发明人意识到,在相关技术中,对电子乐器设备进行检测时,主要通过将电子乐器设备所产生的声音信号与标准的声音信号进行相似度比较,只有相似度达到预定条件的电子乐器设备才会被鉴定为合格。相关技术提出的检测电子乐器设备产生的声音信号的音准情况的方式,仅能对电子乐器设备所产生的声音信号与标准的声音信号之间存在较大差异的情况时才能进行检测,存在检测精准度较低的技术问题。
技术问题
本申请实施例的目的之一在于:提供了一种音频处理方法、装置、电子设备和存储介质,以解决现有技术中检测电子乐器设备产生的声音信号的音准情况的方式,仅能对电子乐器设备所产生的声音信号与标准的声音信号之间存在较大差异的情况时才能进行检测,存在检测精准度较低的技术问题。
技术解决方案
第一方面,本申请实施例提供了一种音频处理方法,方法包括:
获取待检测电子乐器设备对应的时域音频信号;
对所述时域音频信号进行频域转换处理,得到频域音频信号;
将所述频域音频信号输入至预训练的机器学习模型中,所述预训练的机器学习模型通过包含有频域音频信号以及频域音频信号对应的基频频率标签的样本数据训练得到;
获取所述预训练的机器学习模型输出的所述频域音频信号对应的基频频率标签;
根据所述基频频率标签、以及基频频率标签与音阶、音分之间的对应关系,确定目标音阶和目标音分;
基于所确定的目标音阶和目标音分以及待检测电子乐器设备所对应的标准音阶和标准音分,确定所述待检测电子乐器设备的音准检测结果。

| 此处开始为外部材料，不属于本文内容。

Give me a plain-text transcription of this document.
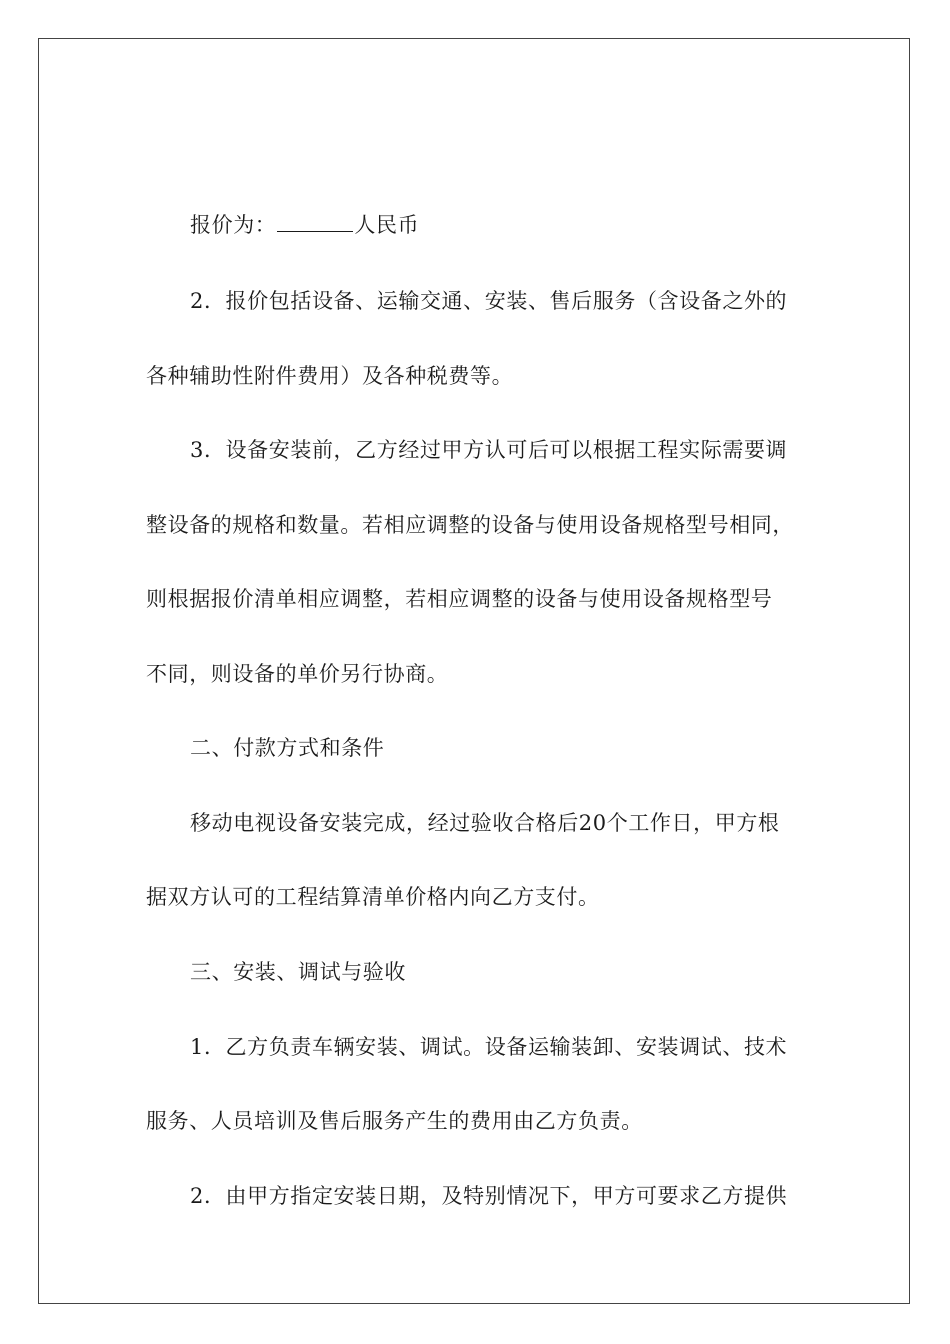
报价为：	人民币
2．报价包括设备、运输交通、安装、售后服务（含设备之外的
各种辅助性附件费用）及各种税费等。
3．设备安装前，乙方经过甲方认可后可以根据工程实际需要调
整设备的规格和数量。若相应调整的设备与使用设备规格型号相同，
则根据报价清单相应调整，若相应调整的设备与使用设备规格型号
不同，则设备的单价另行协商。
二、付款方式和条件
移动电视设备安装完成，经过验收合格后20个工作日，甲方根
据双方认可的工程结算清单价格内向乙方支付。
三、安装、调试与验收
1．乙方负责车辆安装、调试。设备运输装卸、安装调试、技术
服务、人员培训及售后服务产生的费用由乙方负责。
2．由甲方指定安装日期，及特别情况下，甲方可要求乙方提供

第二方面,本申请实施例提供了一种音频处理装置,包括:
第一获取单元,用于获取待检测电子乐器设备对应的时域音频信号;
转换单元,用于对所述时域音频信号进行频域转换处理,得到频域音频信号;
输入单元,用于将所述频域音频信号输入至预训练的机器学习模型中,所述预训练的机器学习模型通过包含有频域音频信号以及频域音频信号对应的基频频率标签的样本数据训练得到;
第二获取单元,用于获取所述预训练的机器学习模型输出的所述频域音频信号对应的基频频率标签;
第一执行单元,用于根据所述基频频率标签、以及基频频率标签与音阶、音分之间的对应关系,确定目标音阶和目标音分;
第二执行单元,用于基于所确定的目标音阶和目标音分以及待检测电子乐器设备所对应的标准音阶和标准音分,确定所述待检测电子乐器设备的音准检测结果。

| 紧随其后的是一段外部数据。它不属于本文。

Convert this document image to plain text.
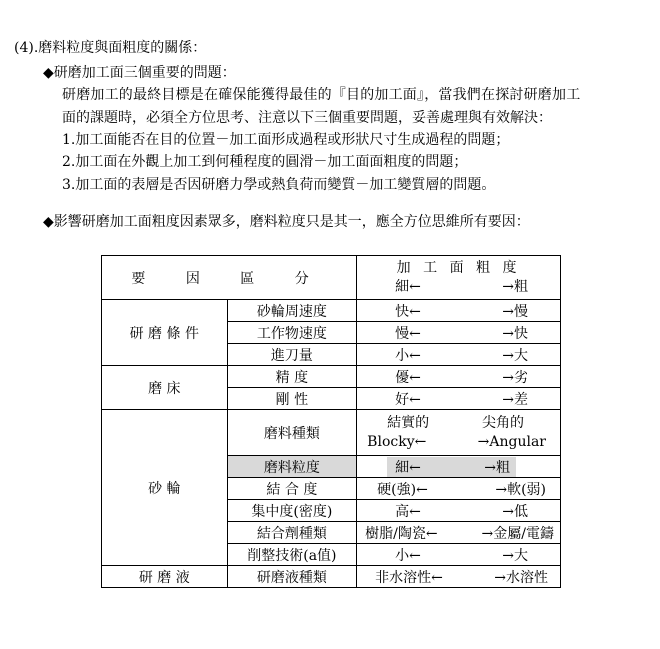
(4).磨料粒度與面粗度的關係：
◆研磨加工面三個重要的問題：
研磨加工的最終目標是在確保能獲得最佳的『目的加工面』，當我們在探討研磨加工
面的課題時，必須全方位思考、注意以下三個重要問題，妥善處理與有效解決：
1.加工面能否在目的位置－加工面形成過程或形狀尺寸生成過程的問題；
2.加工面在外觀上加工到何種程度的圓滑－加工面面粗度的問題；
3.加工面的表層是否因研磨力學或熱負荷而變質－加工變質層的問題。
◆影響研磨加工面粗度因素眾多，磨料粒度只是其一，應全方位思維所有要因：
要 因 區 分		加 工 面 粗 度
細← →粗

研 磨 條 件	砂輪周速度	快← →慢

	工作物速度	慢← →快

	進刀量	小← →大

磨 床	精 度	優← →劣

	剛 性	好← →差

砂 輪	磨料種類	結實的 尖角的
Blocky← →Angular

	磨料粒度	細← →粗

	結 合 度	硬(強)← →軟(弱)

	集中度(密度)	高← →低

	結合劑種類	樹脂/陶瓷← →金屬/電鑄

	削整技術(a值)	小← →大

研 磨 液	研磨液種類	非水溶性← →水溶性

第三方面,本申请实施例提供了一种电子设备,包括存储器、处理器以及存储在存储器中并可在处理器上运行的计算机程序,所述处理器执行计算机程序时实现:
获取待检测电子乐器设备对应的时域音频信号;
对所述时域音频信号进行频域转换处理,得到频域音频信号;
将所述频域音频信号输入至预训练的机器学习模型中,所述预训练的机器学习模型通过包含有频域音频信号以及频域音频信号对应的基频频率标签的样本数据训练得到;
获取所述预训练的机器学习模型输出的所述频域音频信号对应的基频频率标签;
根据所述基频频率标签、以及基频频率标签与音阶、音分之间的对应关系,确定目标音阶和目标音分;
基于所确定的目标音阶和目标音分以及待检测电子乐器设备所对应的标准音阶和标准音分,确定所述待检测电子乐器设备的音准检测结果。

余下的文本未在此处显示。